Displays have come a long way since the IBM standard VGA display of 640x480 from 1987 all the way up to today's fairly common 2560×1600 resolution. Just in the last decade, resolutions have increased exponentially, driven mainly by the wider availability of broadband and the proliferation of mobile devices, which resulted in an appetite for richer content, and a better viewing experience. Today, we can find several reasonably priced 4K and Ultra High Definition (UHD) TV’s on the market with a resolution of 3840x2160 or more. There are even a few 8K or Super Hi-Vision (SHV) TV’s on the market now, albeit priced on the higher side. The image quality on these screens is stunning, to say the least. Experts say that the 8K resolution display can be regarded as the ultimate 2D display, since it allows viewers to see even moving images with absolutely no pixellation, even on a large screen. But increased resolution doesn’t always equate to a better viewing experience, especially in a residential setting. This is because the human eye is analog, and cannot differentiate between a 1080p and a 4K display unless the display screen is at least 55”. This number jumps to at least 80” for an 8K display. Add to that the fact that at 24 frames per second (fps), an 8K video demands a bandwidth of 50Mbps (anything slower will produce a noticeable stutter). The average broadband speed in the US is currently about 31Mbps, so you can see why a residential TV may not be the killer application that 8K displays are seeking. At least not yet.

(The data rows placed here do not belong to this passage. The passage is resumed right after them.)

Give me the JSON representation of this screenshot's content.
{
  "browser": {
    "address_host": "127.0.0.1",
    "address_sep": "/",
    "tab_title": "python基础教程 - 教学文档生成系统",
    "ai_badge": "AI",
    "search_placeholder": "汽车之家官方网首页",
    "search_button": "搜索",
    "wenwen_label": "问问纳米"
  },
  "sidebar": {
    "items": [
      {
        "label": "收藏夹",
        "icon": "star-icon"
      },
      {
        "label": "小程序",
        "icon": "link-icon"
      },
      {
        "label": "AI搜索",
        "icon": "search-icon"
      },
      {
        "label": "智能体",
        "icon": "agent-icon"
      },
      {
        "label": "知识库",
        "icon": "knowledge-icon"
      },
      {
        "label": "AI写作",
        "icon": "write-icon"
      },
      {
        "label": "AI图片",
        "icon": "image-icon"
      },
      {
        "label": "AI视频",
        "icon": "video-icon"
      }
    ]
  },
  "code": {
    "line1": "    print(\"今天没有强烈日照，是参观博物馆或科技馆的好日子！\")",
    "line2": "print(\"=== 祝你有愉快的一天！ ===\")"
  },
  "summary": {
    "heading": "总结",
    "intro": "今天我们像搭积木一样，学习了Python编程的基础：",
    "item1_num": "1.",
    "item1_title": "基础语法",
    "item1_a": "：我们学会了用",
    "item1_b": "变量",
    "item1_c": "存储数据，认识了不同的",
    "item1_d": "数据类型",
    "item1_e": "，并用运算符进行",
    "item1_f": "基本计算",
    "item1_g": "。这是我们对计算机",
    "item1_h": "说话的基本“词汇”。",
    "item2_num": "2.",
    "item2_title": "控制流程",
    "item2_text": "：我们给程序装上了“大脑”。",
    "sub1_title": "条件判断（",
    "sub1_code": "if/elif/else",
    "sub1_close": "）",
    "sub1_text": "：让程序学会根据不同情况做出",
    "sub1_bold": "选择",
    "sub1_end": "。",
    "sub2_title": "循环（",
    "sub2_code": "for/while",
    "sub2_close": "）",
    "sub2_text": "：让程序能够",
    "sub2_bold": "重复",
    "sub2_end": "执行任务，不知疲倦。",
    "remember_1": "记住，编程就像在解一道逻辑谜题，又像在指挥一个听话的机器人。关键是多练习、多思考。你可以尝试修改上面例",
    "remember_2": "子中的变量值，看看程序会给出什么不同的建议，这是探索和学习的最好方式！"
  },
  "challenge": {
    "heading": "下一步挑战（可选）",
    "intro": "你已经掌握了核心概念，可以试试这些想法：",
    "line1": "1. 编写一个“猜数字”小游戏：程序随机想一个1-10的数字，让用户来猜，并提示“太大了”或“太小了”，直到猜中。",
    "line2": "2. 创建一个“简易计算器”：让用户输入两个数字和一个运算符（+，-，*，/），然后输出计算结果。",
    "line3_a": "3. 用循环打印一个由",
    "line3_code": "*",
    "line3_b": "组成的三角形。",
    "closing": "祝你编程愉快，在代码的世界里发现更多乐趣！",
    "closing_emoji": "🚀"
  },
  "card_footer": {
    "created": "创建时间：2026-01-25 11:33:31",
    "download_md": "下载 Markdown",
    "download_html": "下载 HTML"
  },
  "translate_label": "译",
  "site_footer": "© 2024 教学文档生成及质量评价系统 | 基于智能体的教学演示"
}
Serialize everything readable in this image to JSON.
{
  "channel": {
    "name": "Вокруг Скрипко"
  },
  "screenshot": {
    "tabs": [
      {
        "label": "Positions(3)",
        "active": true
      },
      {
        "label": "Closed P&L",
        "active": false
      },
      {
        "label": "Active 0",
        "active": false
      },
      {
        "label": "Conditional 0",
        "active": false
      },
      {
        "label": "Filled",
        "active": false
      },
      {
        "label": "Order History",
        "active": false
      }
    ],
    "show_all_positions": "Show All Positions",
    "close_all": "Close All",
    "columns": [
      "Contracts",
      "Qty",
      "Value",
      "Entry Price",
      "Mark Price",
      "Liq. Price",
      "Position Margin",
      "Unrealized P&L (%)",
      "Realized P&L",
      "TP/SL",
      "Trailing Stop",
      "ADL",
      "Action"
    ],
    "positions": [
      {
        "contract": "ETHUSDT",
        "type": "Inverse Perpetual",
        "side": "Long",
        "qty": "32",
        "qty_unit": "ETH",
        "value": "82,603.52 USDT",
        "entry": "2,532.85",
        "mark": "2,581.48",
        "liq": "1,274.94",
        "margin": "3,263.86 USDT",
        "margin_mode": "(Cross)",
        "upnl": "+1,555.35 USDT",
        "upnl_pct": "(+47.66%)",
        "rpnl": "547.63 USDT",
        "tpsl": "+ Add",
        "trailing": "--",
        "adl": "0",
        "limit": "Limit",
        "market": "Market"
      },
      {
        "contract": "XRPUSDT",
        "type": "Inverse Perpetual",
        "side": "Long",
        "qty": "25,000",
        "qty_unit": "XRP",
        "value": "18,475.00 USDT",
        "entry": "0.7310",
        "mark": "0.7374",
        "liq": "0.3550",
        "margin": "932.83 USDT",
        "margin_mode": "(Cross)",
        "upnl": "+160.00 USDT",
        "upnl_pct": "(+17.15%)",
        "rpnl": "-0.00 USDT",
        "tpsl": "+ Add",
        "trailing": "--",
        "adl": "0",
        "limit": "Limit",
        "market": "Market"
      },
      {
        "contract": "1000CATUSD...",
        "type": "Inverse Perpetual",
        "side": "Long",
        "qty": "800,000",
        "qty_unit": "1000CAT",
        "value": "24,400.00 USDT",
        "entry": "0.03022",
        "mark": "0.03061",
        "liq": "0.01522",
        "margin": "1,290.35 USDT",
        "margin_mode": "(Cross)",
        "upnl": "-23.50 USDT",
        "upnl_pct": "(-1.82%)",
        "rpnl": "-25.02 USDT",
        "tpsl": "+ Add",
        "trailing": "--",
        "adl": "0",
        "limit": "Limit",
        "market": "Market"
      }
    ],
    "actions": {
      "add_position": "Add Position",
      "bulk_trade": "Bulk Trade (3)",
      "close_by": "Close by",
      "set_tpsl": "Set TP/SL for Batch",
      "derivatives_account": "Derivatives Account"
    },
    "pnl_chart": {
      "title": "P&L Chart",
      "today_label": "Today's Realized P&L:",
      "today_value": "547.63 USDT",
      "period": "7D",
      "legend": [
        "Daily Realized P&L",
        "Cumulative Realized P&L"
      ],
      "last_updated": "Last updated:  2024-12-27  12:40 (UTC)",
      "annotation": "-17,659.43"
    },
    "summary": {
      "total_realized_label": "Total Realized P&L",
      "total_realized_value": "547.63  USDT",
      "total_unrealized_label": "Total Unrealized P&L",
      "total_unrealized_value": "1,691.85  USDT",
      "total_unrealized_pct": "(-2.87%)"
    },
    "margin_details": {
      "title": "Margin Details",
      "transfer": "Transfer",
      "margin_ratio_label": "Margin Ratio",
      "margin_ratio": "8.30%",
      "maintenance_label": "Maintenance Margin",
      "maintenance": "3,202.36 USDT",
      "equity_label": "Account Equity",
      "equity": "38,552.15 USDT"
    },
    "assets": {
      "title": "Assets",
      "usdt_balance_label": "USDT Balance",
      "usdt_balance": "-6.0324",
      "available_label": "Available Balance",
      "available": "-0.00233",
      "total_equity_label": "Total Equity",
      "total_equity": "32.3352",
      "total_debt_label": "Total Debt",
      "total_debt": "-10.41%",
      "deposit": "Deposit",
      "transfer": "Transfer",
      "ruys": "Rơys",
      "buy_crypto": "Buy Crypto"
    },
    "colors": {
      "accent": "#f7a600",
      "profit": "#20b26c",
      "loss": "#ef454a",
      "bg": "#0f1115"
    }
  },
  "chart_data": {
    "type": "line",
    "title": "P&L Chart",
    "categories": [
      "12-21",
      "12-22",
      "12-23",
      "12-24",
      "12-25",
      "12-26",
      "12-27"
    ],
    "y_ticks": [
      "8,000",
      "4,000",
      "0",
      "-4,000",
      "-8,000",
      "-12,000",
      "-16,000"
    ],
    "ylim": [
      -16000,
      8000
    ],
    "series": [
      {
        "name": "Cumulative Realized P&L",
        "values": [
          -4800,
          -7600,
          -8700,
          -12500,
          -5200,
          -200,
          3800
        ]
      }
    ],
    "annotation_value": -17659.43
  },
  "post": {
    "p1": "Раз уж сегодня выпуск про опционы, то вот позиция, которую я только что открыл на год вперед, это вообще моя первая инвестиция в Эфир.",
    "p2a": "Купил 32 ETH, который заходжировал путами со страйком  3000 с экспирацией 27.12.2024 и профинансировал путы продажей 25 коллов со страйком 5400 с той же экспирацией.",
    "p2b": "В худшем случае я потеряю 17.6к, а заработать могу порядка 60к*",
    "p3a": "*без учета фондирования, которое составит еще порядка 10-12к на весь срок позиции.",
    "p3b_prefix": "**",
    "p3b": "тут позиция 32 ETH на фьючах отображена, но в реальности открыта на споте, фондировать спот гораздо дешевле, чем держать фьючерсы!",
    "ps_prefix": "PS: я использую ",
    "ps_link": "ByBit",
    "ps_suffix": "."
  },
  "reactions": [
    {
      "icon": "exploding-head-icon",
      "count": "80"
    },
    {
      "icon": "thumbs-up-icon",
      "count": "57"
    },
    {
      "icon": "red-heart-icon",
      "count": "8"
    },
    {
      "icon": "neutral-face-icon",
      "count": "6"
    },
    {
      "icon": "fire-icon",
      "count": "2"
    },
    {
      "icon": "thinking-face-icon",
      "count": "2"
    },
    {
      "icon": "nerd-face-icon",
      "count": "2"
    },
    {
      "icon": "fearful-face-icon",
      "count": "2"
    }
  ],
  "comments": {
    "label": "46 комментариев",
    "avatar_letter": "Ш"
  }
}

So does this mean there aren’t good applications for higher resolution displays beyond large-screen TV’s? Far from it. The incredible detail and clarity that 8K displays offer will have an immediate application in medicine, where they make possible surgical techniques that couldn't be performed before. An 8K resolution endoscopic camera might allow surgeons to perform operations using extra-fine sutures without damaging very narrow blood vessels. Such sutures are currently only visible using a microscope. These high-res images also will have wide applications in cancer detection, security, research, and visual arts.
Which brings me to the 2020 Olympics in Tokyo. In anticipation of the Olympics, both private and public sector companies in Japan are eager to bring about a revolution in broadcasting, and have geared up to introduce “Made in Japan” 8K resolution imaging technology. Experimental 8K broadcasting is scheduled to begin as early as this year with public broadcasting to start as early as 2018 on limited channels. Cadence, in anticipation of these developments and all the cool product designs that will follow, has released the industry’s first DisplayPort 8K VIP. Cadence DisplayPort VIPs help offload the burden of verifying standard protocols, so you can focus on your differentiating IP and get your design to market faster. Please check out our Product Page for more details.
Four years from now, when those athletes are breaking records and performing those superhuman feats of strength, speed and skill, I know where I will be – glued in front of a large-screen 8K display, cheering madly for all my favorites.